Zhou X, Yin R, Kwoh CK, Zheng J. A context-free encoding scheme of protein sequences for predicting antigenicity of diverse influenza A viruses. BMC Genomics. 2018 Dec 31;19
submited by kickingbird at Jan, 4, 2019 9:1 AM from BMC Genomics. 2018 Dec 31;19

BACKGROUND:
The evolution of influenza A viruses leads to the antigenic changes. Serological diagnosis of the antigenicity is usually labor-intensive, time-consuming and not suitable for early-stage detection. Computational prediction of the antigenic relationship between emerging and old strains of influenza viruses using viral sequences can facilitate large-scale antigenic characterization, especially for those viruses requiring high biosafety facilities, such as H5 and H7 influenza A viruses. However, most computational models require carefully designed subtype-specific features, thereby being restricted to only one subtype.
METHODS:
In this paper, we propose a Context-FreeEncoding Scheme (CFreeEnS) for pairs of protein sequences, which encodes a protein sequence dataset into a numeric matrix and then feeds the matrix into a downstream machine learning model. CFreeEnS is not only free from subtype-specific selected features but also able to improve the accuracy of predicting the antigenicity of influenza.
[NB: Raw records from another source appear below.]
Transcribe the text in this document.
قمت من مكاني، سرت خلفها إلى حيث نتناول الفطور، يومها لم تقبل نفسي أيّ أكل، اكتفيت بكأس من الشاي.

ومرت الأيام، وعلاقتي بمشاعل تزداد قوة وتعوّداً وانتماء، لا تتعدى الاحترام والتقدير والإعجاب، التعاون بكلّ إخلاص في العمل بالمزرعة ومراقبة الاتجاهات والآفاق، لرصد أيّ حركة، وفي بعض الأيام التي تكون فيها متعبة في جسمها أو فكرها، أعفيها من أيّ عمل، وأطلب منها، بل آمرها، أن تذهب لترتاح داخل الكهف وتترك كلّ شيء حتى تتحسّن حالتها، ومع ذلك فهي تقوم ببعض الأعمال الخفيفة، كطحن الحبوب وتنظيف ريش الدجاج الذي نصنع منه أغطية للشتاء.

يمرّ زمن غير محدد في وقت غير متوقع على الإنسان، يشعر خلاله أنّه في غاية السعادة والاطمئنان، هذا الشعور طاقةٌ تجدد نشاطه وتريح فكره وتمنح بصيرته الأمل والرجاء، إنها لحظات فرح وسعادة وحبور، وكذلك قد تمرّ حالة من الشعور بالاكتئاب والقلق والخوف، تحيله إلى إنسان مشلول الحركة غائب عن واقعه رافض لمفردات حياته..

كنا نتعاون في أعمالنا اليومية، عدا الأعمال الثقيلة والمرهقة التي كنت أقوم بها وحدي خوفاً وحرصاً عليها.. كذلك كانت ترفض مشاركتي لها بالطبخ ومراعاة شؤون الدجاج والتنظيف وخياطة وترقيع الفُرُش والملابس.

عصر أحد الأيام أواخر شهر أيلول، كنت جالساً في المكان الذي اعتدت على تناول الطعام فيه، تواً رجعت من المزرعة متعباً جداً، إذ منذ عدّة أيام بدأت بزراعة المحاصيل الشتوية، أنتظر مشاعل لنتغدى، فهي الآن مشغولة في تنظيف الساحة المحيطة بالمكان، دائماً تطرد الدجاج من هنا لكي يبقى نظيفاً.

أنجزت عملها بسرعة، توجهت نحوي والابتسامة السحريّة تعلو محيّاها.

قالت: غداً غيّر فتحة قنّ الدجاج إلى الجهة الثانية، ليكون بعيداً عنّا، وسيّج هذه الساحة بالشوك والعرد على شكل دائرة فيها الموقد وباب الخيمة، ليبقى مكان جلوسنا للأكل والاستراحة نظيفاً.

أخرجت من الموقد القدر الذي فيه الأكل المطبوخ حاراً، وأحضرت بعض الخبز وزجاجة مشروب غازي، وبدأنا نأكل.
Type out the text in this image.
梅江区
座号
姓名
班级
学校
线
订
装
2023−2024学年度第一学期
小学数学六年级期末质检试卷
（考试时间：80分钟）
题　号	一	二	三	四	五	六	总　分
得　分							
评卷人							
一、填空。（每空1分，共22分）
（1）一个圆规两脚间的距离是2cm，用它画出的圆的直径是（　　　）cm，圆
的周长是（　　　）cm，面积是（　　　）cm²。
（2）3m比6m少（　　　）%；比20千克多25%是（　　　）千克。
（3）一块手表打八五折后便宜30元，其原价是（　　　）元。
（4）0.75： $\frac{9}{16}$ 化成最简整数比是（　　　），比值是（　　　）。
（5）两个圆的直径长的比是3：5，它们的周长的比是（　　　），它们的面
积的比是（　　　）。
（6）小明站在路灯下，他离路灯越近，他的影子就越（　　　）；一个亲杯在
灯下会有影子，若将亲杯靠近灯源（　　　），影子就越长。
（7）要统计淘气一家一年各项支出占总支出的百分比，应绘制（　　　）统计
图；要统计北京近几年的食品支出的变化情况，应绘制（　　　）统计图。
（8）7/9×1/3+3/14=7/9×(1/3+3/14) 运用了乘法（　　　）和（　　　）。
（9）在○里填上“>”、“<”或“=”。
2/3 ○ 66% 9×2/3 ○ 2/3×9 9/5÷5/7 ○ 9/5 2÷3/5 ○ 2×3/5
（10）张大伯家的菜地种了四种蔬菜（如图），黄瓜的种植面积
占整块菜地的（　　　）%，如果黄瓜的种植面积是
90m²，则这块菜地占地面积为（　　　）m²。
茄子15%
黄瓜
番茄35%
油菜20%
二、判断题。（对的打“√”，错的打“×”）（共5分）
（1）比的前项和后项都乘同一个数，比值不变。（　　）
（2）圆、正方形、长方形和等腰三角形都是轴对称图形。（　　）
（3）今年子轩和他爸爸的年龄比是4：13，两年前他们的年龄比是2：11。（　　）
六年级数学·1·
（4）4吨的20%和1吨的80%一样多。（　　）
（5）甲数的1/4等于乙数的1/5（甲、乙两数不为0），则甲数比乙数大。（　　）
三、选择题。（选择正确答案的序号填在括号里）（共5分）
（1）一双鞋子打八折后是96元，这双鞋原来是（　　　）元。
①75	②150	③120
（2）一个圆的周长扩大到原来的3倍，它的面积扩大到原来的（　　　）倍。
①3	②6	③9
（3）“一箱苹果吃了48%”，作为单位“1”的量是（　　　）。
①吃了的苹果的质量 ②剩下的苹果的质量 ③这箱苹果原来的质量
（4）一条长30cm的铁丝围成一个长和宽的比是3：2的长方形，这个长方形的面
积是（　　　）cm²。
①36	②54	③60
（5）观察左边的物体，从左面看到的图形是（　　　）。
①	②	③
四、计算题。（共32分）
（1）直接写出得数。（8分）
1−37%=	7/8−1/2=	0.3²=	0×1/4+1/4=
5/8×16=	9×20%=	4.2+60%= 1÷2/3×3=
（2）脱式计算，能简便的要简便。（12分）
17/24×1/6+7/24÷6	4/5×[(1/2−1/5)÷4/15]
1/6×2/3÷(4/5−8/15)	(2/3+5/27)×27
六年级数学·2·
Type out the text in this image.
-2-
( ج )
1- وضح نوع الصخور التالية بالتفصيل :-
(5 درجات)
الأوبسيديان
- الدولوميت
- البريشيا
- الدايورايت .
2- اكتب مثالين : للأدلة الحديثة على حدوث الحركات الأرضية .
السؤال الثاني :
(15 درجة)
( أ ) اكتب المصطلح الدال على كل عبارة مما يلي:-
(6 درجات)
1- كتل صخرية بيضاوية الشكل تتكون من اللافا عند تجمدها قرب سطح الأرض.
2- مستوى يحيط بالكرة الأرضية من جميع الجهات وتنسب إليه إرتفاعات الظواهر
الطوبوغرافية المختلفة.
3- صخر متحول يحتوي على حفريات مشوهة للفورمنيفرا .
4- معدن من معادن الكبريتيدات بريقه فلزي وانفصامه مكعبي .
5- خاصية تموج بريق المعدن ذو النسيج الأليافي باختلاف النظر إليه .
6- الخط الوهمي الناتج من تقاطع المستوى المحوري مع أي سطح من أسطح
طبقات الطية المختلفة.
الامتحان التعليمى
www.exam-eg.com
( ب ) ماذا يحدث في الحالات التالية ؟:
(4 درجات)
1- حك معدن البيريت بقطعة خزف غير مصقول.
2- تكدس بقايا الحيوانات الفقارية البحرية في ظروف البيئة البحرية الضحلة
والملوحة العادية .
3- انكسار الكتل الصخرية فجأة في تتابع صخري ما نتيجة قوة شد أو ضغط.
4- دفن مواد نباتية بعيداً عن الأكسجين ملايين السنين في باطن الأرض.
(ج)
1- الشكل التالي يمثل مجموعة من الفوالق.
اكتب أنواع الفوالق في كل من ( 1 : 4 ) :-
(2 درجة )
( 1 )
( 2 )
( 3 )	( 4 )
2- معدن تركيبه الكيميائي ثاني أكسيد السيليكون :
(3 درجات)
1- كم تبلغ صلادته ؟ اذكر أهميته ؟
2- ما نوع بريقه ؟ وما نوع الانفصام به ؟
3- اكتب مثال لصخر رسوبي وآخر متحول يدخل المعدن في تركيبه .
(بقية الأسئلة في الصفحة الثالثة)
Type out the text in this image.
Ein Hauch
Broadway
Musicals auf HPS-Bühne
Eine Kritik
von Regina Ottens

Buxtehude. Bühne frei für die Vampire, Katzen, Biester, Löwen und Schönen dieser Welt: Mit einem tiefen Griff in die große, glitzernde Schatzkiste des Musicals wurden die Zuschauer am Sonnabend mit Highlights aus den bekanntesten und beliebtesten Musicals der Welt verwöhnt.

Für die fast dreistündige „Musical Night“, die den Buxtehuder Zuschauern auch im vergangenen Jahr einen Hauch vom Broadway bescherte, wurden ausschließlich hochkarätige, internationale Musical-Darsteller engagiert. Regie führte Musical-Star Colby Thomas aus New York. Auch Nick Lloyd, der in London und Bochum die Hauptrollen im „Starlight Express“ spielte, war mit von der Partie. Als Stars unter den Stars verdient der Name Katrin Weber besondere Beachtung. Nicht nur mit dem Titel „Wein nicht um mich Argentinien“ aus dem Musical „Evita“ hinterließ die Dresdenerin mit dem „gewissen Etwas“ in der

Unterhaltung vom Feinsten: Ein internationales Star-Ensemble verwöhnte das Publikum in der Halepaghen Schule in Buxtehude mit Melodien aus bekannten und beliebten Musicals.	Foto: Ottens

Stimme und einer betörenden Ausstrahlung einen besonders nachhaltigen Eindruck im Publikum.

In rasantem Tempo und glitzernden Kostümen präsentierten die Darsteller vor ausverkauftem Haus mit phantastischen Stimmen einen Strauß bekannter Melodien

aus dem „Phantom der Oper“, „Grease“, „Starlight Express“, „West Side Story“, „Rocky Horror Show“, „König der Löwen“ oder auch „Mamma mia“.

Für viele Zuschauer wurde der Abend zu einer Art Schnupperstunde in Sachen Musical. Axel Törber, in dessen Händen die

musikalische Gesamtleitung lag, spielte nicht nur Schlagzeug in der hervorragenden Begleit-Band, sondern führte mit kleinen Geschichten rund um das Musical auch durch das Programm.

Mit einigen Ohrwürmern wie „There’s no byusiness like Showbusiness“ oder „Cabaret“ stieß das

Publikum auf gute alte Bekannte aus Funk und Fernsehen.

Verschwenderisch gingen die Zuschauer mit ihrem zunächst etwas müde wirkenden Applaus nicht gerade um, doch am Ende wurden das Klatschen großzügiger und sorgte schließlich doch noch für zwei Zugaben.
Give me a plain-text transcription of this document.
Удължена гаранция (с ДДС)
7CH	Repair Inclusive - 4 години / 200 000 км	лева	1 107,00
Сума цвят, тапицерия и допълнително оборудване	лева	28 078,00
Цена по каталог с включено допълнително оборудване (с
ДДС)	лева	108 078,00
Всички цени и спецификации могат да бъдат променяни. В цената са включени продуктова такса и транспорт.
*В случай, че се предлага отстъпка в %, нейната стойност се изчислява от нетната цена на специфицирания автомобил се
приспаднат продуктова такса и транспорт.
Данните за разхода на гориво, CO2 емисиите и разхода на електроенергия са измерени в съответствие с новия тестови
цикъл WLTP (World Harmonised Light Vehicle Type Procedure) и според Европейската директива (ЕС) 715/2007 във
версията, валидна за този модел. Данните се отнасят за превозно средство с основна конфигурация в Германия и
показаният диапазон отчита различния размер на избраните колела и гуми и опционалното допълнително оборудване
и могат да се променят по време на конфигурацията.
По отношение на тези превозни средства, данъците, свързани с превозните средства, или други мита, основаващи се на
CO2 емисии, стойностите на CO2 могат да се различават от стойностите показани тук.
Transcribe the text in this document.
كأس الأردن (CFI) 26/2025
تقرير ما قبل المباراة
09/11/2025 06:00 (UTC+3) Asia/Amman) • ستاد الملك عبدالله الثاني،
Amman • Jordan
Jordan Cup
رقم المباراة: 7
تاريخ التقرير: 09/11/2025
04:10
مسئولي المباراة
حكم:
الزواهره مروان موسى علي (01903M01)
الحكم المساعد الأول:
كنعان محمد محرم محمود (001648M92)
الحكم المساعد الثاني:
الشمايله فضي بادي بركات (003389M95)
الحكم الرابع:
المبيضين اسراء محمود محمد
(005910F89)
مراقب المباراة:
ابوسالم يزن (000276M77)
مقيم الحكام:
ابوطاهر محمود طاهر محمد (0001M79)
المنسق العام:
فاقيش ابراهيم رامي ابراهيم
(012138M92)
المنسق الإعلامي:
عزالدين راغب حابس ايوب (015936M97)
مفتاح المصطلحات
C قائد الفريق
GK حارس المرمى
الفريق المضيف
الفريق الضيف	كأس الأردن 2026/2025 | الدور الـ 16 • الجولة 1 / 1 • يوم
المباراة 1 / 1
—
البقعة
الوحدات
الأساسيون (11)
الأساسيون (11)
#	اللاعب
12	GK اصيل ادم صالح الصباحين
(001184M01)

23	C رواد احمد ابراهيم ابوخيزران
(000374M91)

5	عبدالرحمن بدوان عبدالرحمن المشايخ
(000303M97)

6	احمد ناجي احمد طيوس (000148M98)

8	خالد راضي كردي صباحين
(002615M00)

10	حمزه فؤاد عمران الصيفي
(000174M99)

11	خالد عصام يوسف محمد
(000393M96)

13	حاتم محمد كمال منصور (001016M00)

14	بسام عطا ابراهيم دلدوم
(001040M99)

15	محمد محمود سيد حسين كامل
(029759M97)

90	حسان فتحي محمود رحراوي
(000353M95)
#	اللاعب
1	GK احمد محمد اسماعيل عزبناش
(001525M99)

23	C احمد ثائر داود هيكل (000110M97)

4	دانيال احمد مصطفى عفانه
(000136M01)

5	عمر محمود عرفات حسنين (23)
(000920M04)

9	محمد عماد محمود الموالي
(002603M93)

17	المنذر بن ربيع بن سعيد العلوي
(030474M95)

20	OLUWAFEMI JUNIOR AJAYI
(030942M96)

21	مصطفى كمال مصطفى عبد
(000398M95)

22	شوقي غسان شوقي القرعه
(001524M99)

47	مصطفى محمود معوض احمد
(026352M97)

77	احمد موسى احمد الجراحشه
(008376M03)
Since CFreeEnS is subtype-free, it is applicable to predicting the antigenicity of diverse influenza subtypes, hopefully saving the biologists from conducting serological assays for highly pathogenic strains.
RESULTS:
The accuracy of prediction on each subtype tested (A/H1N1, A/H3N2, A/H5N1, A/H9N2) is over 85%, and can be as high as 91.5%. This outperforms existing methods that use carefully designed subtype-specific features. Furthermore, we tested the CFreeEnS on the combined dataset of the four subtypes. The accuracy reaches 84.6%, much higher than the best performance 75.1% reported by other subtype-free models, i.e. regional band-based model and residue-based model, for predicting the antigenicity of influenza. Also, we investigate the performance of CFreeEnS when the model is trained and tested on different subtypes (i.e. transfer learning). The prediction accuracy using CFreeEnS is 84.3% when the model is trained on the A/H1N1 dataset and tested on the A/H5N1, better than the 75.2% using a regional band-based model.
CONCLUSIONS:
The CFreeEnS not only improves the prediction of antigenicity on datasets with only one subtype but also outperforms existing methods when tested on a combined dataset with four subtypes of influenza viruses.